Parenting

 

            Parenting is perhaps one of the most frustrating and rewarding things you will ever do, or so people say. I’ve never had a child, but I hope to some day; thus learning about parenting is something I hold very dear to my heart.

            What is the purpose of parenting? Why parent? It’s been studied that kids have need for contact and belonging. “If they are not held they fail to develop correctly,” my professor stated. So parenting is super important. Parenting also helps us become like God, it allows us to bring children to the Earth, and with parenting everyone involved is affected. Can you see the importance of this grand calling?

            Many parents today are trying to rear their children without consequences. Being a former nanny with parents that had that specific parenting style, I can see the appeal; however, I don’t believe it’s the best way to raise children. You see, in every day life there are natural punishments and consequences that come with our actions. If children don’t learn to be responsible, to accept natural “punishments” or consequences, they are going to be in big trouble. What about when they start a job? What about when they raise their own children? They’re not going to learn any kind of responsibility that they need in life. So that parenting style, in my opinion doesn’t do your child any favors. Instead, it hinders them.

            I learned this week that “if you ask your children [demands], rather than tell your children [demands], children will start to feel like they’re not being taken care of and will take on the role of being the parent.” My reading stated to, “Respect your child, but be the decider of the family.” Children really need someone to be authoritative in their parenting style.

            Children also need someone to preside over them (plan with them), provide for them (pay for them), protect them (pair up with them) , and nurture them. Children also have a need for contact and personal belonging, as stated above. People, even adults, have need for eye contact, hugs, and handshakes. It’s something about those things that makes people feel connected. Parents need to offer contact (or affection) freely. Children need those cuddles, and hugs, and kisses. Children also have needs for contribution, responsibility, choices and consequences, help in daily tasks, and taking breaks.

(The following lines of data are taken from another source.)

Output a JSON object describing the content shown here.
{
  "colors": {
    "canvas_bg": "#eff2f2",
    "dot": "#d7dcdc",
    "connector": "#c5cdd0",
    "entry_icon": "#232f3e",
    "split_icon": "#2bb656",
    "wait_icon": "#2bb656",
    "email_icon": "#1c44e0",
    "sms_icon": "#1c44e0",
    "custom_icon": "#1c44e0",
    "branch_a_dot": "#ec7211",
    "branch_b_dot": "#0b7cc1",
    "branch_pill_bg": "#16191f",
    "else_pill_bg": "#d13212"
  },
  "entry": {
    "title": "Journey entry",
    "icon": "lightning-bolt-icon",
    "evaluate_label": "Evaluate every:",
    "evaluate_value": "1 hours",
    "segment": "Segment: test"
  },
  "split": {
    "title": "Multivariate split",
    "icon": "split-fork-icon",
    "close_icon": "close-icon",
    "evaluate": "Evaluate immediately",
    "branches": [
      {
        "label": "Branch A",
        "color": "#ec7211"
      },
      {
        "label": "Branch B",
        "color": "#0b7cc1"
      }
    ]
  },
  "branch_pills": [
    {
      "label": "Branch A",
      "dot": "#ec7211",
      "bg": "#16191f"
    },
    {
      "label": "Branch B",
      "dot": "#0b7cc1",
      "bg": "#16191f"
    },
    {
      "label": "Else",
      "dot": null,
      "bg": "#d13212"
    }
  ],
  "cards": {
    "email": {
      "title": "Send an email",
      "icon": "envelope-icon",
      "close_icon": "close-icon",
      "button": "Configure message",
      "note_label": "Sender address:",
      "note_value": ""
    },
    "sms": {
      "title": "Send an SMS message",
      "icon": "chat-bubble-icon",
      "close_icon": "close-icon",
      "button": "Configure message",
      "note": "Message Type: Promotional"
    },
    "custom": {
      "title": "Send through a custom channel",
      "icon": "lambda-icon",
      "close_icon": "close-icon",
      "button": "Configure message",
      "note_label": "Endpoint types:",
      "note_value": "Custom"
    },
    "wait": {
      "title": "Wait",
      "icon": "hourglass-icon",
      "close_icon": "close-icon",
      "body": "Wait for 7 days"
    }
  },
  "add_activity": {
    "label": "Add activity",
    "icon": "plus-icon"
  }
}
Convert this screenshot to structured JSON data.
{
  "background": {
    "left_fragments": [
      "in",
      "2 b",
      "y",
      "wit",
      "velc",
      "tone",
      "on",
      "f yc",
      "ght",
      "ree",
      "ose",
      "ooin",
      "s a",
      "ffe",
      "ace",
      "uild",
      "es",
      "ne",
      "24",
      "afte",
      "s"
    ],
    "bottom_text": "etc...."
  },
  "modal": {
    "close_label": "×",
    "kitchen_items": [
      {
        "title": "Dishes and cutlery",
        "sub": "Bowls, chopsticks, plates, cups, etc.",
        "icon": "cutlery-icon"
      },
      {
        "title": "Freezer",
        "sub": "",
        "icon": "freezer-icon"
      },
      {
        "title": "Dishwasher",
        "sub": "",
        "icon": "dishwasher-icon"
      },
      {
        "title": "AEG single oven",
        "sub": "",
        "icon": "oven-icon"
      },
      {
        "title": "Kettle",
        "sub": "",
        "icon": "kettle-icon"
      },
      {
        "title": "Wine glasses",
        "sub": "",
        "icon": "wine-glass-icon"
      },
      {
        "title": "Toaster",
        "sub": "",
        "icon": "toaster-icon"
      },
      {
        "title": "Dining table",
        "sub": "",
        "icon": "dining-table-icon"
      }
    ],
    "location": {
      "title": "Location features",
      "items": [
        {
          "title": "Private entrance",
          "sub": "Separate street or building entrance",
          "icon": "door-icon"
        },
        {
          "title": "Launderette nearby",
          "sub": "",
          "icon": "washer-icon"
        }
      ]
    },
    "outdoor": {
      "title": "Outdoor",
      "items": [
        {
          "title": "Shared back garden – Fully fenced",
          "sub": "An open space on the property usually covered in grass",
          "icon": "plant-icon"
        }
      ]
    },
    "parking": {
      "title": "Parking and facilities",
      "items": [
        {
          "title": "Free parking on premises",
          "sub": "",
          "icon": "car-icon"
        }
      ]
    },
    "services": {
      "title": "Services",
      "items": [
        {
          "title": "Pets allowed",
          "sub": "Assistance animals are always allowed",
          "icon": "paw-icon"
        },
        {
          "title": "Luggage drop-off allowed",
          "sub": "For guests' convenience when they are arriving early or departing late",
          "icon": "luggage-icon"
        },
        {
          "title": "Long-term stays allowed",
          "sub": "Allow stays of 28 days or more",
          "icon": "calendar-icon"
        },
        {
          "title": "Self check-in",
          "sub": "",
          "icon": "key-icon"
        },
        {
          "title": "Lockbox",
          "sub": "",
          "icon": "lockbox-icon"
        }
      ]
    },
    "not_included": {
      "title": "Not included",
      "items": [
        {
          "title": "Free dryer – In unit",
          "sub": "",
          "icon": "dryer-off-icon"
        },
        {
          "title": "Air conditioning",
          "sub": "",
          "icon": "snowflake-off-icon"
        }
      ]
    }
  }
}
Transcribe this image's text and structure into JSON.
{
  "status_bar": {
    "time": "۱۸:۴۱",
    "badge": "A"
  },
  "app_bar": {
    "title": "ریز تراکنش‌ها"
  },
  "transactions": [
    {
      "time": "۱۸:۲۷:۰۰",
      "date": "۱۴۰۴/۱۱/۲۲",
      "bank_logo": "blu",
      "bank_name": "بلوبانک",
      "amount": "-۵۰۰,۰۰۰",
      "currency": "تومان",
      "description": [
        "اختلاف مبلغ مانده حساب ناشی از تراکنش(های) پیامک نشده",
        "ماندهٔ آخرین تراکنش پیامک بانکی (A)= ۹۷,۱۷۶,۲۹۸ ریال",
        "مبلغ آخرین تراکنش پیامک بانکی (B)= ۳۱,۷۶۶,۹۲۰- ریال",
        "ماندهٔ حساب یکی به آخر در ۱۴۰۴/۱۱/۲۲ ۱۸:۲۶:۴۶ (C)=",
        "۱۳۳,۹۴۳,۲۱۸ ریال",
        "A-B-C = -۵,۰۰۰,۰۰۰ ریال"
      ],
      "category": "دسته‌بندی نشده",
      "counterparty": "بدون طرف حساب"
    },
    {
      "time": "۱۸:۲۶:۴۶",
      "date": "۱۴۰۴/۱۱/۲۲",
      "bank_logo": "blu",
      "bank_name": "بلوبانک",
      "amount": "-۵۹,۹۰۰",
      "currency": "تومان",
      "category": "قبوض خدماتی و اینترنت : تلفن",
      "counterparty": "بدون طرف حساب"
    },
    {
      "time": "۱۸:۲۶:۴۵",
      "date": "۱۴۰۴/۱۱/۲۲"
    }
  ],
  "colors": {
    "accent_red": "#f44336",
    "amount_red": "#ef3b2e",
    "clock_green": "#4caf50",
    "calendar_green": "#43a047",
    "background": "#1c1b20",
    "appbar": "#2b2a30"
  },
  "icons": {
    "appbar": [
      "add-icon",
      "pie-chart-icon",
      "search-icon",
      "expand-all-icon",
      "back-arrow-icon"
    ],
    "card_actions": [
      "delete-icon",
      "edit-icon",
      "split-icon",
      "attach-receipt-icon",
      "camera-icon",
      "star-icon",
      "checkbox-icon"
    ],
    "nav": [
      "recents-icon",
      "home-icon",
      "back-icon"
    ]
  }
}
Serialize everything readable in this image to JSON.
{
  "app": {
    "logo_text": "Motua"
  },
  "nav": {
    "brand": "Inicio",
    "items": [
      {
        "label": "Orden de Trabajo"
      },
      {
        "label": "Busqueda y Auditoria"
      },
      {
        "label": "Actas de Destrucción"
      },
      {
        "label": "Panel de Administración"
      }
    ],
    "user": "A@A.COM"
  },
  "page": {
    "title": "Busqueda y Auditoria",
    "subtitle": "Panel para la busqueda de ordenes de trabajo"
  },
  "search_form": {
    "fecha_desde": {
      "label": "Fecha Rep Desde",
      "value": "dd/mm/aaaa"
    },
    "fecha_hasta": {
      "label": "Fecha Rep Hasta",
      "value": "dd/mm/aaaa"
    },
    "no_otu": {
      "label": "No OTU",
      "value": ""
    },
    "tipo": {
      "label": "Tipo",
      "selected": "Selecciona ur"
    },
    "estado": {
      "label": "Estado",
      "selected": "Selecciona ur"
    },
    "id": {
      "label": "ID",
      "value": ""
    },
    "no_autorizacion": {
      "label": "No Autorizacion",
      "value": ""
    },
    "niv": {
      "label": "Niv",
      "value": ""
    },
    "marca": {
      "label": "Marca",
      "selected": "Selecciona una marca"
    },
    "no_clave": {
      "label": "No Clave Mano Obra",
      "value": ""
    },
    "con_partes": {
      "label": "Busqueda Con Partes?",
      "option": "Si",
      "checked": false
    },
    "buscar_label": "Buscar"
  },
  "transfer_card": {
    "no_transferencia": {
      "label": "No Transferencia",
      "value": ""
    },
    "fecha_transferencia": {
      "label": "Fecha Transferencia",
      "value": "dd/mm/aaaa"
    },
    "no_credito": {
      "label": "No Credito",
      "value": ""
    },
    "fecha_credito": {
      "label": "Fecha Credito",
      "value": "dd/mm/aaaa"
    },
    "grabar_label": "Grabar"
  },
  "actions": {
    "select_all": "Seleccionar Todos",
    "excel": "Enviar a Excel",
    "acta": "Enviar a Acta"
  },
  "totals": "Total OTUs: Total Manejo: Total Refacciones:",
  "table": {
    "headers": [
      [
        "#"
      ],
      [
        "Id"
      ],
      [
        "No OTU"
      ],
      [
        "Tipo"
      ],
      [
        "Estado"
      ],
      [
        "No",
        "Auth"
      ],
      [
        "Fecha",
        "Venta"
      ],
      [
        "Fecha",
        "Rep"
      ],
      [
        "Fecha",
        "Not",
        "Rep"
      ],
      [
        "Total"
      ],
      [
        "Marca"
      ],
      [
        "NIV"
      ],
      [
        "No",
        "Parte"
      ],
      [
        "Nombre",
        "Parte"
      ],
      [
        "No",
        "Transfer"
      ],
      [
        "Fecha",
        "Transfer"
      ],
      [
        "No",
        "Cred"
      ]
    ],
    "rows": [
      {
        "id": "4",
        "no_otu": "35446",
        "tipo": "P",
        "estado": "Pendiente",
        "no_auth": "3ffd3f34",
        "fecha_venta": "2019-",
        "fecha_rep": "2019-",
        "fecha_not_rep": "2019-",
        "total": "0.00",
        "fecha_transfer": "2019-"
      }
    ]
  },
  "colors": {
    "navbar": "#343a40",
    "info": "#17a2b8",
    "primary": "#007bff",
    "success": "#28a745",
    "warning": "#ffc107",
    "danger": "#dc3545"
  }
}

            To begin, this is a model from someone else. Let me explain. First, children need help with contribution. If your child is acting out by undue attention seeking (like being obnoxious, or even participating in sexual relations), your child is looking for contact and belonging. One way to fix that is to 1) offer contact freely, and 2) teach your child to contribute. If your child is being rebellious or trying to control others your child is looking for power. Things you can do to fix that is by allowing them to make choices and reap the consequences of those choices. If your child is seeking revenge, they are seeking protection. What you can do to fix that is to be assertive and forgive. If your child is using undue avoidance they are withdrawing and they need someone to teach them to take wise breaks from tasks. If your child is participating in risk taking they need more challenge in their life. One thing you can do is encourage skill building.

            You can do all these things to teach your children correct ways of dealing with their problems. Whether they express it or not, they are watching your every move and will start to mimic behaviors. I hope you learned as much as I did.